Undercover Crocodelf
And here’s another green classic: a creature that has to suffer at face value because of its theoretical yet unrealistic infinite ceiling. Either you spend 6 mana for a 5/5 that does nothing on entry, will likely struggle to land a hit, and dies to most removal, or you invest turns 3 and 5 to make a Clue and a tapped 5/5, just asking to be punished by aggro. Not that I think there’s no potential here; a 6-mana disguise can get into the graveyard early for collecting evidence, and leaner decks will struggle to beat it in direct combat. It just speaks to the absurd restraint that expensive cards tend to be designed with. It could have investigated on entry or face-up, no problem.
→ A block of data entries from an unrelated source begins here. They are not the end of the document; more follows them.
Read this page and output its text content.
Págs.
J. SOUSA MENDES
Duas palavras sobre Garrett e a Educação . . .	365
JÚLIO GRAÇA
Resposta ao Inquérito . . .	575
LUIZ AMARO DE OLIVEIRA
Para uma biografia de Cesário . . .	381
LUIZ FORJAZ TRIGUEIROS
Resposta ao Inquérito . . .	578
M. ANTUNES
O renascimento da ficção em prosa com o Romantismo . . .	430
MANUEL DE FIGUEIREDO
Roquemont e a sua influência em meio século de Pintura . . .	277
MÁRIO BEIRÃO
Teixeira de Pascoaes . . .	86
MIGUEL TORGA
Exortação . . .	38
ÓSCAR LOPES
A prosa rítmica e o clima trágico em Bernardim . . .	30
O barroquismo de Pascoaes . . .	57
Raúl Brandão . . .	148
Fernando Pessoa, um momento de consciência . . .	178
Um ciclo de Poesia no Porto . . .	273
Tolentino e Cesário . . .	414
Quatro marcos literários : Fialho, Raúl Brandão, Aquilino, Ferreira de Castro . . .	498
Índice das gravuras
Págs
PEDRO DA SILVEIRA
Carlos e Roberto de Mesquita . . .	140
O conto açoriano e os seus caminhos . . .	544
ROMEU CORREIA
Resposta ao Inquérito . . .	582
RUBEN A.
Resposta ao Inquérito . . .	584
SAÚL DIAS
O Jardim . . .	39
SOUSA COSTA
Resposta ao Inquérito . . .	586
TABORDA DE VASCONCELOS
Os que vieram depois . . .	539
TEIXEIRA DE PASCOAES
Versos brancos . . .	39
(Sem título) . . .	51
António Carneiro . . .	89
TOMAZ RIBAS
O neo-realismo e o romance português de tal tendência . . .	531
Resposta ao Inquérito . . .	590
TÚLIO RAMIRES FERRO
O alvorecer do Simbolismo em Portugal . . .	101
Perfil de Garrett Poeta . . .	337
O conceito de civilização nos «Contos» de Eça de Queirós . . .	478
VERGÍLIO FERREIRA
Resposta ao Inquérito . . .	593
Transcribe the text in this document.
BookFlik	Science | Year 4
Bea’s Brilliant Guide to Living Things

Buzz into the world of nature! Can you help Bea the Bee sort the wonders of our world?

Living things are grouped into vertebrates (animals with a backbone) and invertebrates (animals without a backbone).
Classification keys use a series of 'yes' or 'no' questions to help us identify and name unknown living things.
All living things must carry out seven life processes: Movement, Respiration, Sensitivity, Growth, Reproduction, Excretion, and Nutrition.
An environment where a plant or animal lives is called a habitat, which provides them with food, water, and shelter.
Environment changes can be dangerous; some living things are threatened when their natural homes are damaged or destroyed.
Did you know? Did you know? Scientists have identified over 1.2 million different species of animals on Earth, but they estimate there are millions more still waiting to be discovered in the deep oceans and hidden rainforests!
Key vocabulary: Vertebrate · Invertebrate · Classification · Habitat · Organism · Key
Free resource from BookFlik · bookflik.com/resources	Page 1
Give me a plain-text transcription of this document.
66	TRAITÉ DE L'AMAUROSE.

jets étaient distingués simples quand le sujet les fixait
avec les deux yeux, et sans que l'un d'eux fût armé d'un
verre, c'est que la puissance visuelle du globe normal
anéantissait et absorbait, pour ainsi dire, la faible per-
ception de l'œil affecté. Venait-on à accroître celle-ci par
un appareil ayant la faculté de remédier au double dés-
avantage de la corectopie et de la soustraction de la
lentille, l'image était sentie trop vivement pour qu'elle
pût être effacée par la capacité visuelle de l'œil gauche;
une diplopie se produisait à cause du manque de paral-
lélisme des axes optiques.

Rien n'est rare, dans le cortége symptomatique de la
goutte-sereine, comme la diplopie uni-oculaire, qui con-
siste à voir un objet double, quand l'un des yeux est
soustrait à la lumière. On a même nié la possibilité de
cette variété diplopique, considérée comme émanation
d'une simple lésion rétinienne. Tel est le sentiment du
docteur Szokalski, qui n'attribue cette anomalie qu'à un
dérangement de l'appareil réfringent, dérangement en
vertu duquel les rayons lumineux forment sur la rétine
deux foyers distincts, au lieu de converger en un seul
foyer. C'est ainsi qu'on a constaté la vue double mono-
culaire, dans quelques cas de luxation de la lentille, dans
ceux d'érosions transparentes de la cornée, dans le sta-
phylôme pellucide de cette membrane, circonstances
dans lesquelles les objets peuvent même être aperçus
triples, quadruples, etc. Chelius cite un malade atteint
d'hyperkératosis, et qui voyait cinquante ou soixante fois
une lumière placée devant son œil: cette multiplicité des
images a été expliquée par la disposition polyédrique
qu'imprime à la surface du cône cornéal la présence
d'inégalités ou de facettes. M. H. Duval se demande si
We don’t need our blue-green commons to give dreams to chase; we need them to have raw rate to compensate for the pair’s lack of overlap and early-game.
Magnifying Glass
No, Patrick, Manalith with prohibitive upside is still not viable.
Concluesion
As the color pair of Detectives, it’s only natural that white and blue ended up with the highest quantity and quality of investigate cards. While I don’t have much issue with that in concept, I wish white were executed with a bit more nuance. Novice Inspector is iconic and less absurdly efficient in one go than the likes of Inspiring Overseer; I can accept it. My problem is with Auspicious Arrival and On the Job, taking staple white effects and slapping a card on top. The move to give white more card access is important, but I was hoping for means less blunt. Nowadays it feels like Limited white gets to draw cards for simply playing the game normally, about as far as you can get from a color allegedly still “fifth” in capability. I would have liked to see one more investigate design out of black, but Toxin Analysis looks powerful yet fair, so I can’t complain much. I don’t care for the executions of investigate and Clues in red, but that’s a subject for another post. Green feels to have been usurped by white in cards attached to creatures, the latter getting them at low mana values where they count. Even combat tricks are joining in! Understatted expensive creatures and risky ramp are all that remain.
In the future, I hope to see white dialed back a bit or given more restrictions on its card flow, and for the designers to realize it’s completely unproblematic to let 4/4s for 4 and 6/6s for 6 enjoy the same upside as 1/2s for 1.